Story: When we last left Laurie & Co., her daughter had been killed by Michael Meyers, and Haddonfield was one big riot. Now, four years later, Laurie has bought herself a house, moved in with her grand-daughter, and tried to settle down. But Haddonfield is a pale shadow of itself…and the people within may be wearing masks of their own. And hey, where did Michael go, anyway?
Genre I’d put it in: Trilogy Enders That Are WILD
Release Date: 2022
Remake, Sequel, Based-On, or Original: Part of the Halloween franchise. The third of the new trilogy.
Gotta say: [Okay. So I wrote this review last night, when the WTF’ness of it all was still firmly etched into my brainpan. I tried my best to gather my thoughts, and figured I’d do better after a polish in the morning. However. I have since decided that in order for y’all to get the maximum feel of what went on in my mind – and how this movie works – I’d leave my initial thoughts be. So, come with me on this wild ride of word vomit and unstructured mental mayhem. You’re welcome, I guess?]

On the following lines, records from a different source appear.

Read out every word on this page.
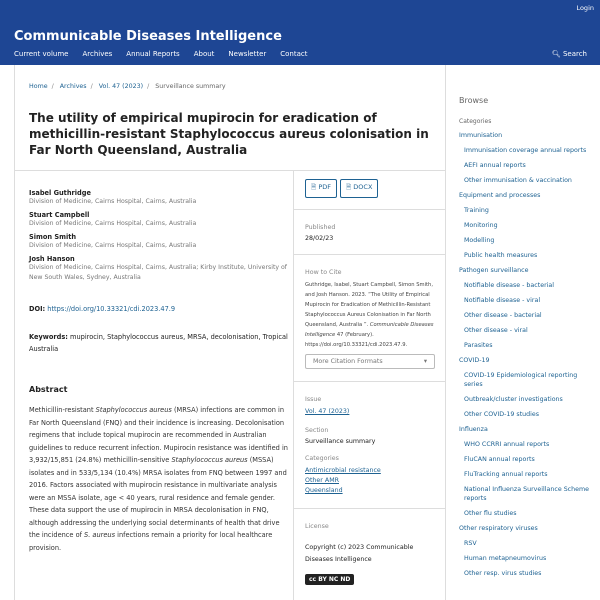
Login
Communicable Diseases Intelligence
Current volume Archives Annual Reports About Newsletter Contact	🔍︎ Search
Home / Archives / Vol. 47 (2023) / Surveillance summary
The utility of empirical mupirocin for eradication of methicillin-resistant Staphylococcus aureus colonisation in Far North Queensland, Australia
Isabel Guthridge
Division of Medicine, Cairns Hospital, Cairns, Australia
Stuart Campbell
Division of Medicine, Cairns Hospital, Cairns, Australia
Simon Smith
Division of Medicine, Cairns Hospital, Cairns, Australia
Josh Hanson
Division of Medicine, Cairns Hospital, Cairns, Australia; Kirby Institute, University of New South Wales, Sydney, Australia
DOI: https://doi.org/10.33321/cdi.2023.47.9
Keywords: mupirocin, Staphylococcus aureus, MRSA, decolonisation, Tropical Australia
Abstract
Methicillin-resistant Staphylococcus aureus (MRSA) infections are common in Far North Queensland (FNQ) and their incidence is increasing. Decolonisation regimens that include topical mupirocin are recommended in Australian guidelines to reduce recurrent infection. Mupirocin resistance was identified in 3,932/15,851 (24.8%) methicillin-sensitive Staphylococcus aureus (MSSA) isolates and in 533/5,134 (10.4%) MRSA isolates from FNQ between 1997 and 2016. Factors associated with mupirocin resistance in multivariate analysis were an MSSA isolate, age < 40 years, rural residence and female gender. These data support the use of mupirocin in MRSA decolonisation in FNQ, although addressing the underlying social determinants of health that drive the incidence of S. aureus infections remain a priority for local healthcare provision.
🗎︎ PDF 🗎︎ DOCX
Published
28/02/23
How to Cite
Guthridge, Isabel, Stuart Campbell, Simon Smith, and Josh Hanson. 2023. “The Utility of Empirical Mupirocin for Eradication of Methicillin-Resistant Staphylococcus Aureus Colonisation in Far North Queensland, Australia ”. Communicable Diseases Intelligence 47 (February). https://doi.org/10.33321/cdi.2023.47.9.
More Citation Formats	▾
Issue
Vol. 47 (2023)
Section
Surveillance summary
Categories
Antimicrobial resistance
Other AMR
Queensland
License
Copyright (c) 2023 Communicable Diseases Intelligence
cc BY NC ND
Browse
Categories
Immunisation
Immunisation coverage annual reports
AEFI annual reports
Other immunisation & vaccination
Equipment and processes
Training
Monitoring
Modelling
Public health measures
Pathogen surveillance
Notifiable disease - bacterial
Notifiable disease - viral
Other disease - bacterial
Other disease - viral
Parasites
COVID-19
COVID-19 Epidemiological reporting series
Outbreak/cluster investigations
Other COVID-19 studies
Influenza
WHO CCRRI annual reports
FluCAN annual reports
FluTracking annual reports
National Influenza Surveillance Scheme reports
Other flu studies
Other respiratory viruses
RSV
Human metapneumovirus
Other resp. virus studies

Y’all. You are NOT READY. You. Are. NOT. Ready. Forget what you expected, and go into this one as blind as possible. I avoided the last few trailers…okay, because I was so damn disappointed with Kills, I just wanted everything to be over. But damn if Ends didn’t flip the table.
It’s gonna be tough to truly review this one without spilling the beans, but let me just say that there is a four year time jump, so Laurie’s granddaughter is a grown woman who is living with Laurie in a house that’s not a survivalist compound. There are a few new characters added to the mix, at various levels of importance to the plot, and all these performers fit in well with the excellent returning cast. Because yep, Ends does trot out a few of the survivors of the last two films beyond our two final women, making things feel like a true continuing story.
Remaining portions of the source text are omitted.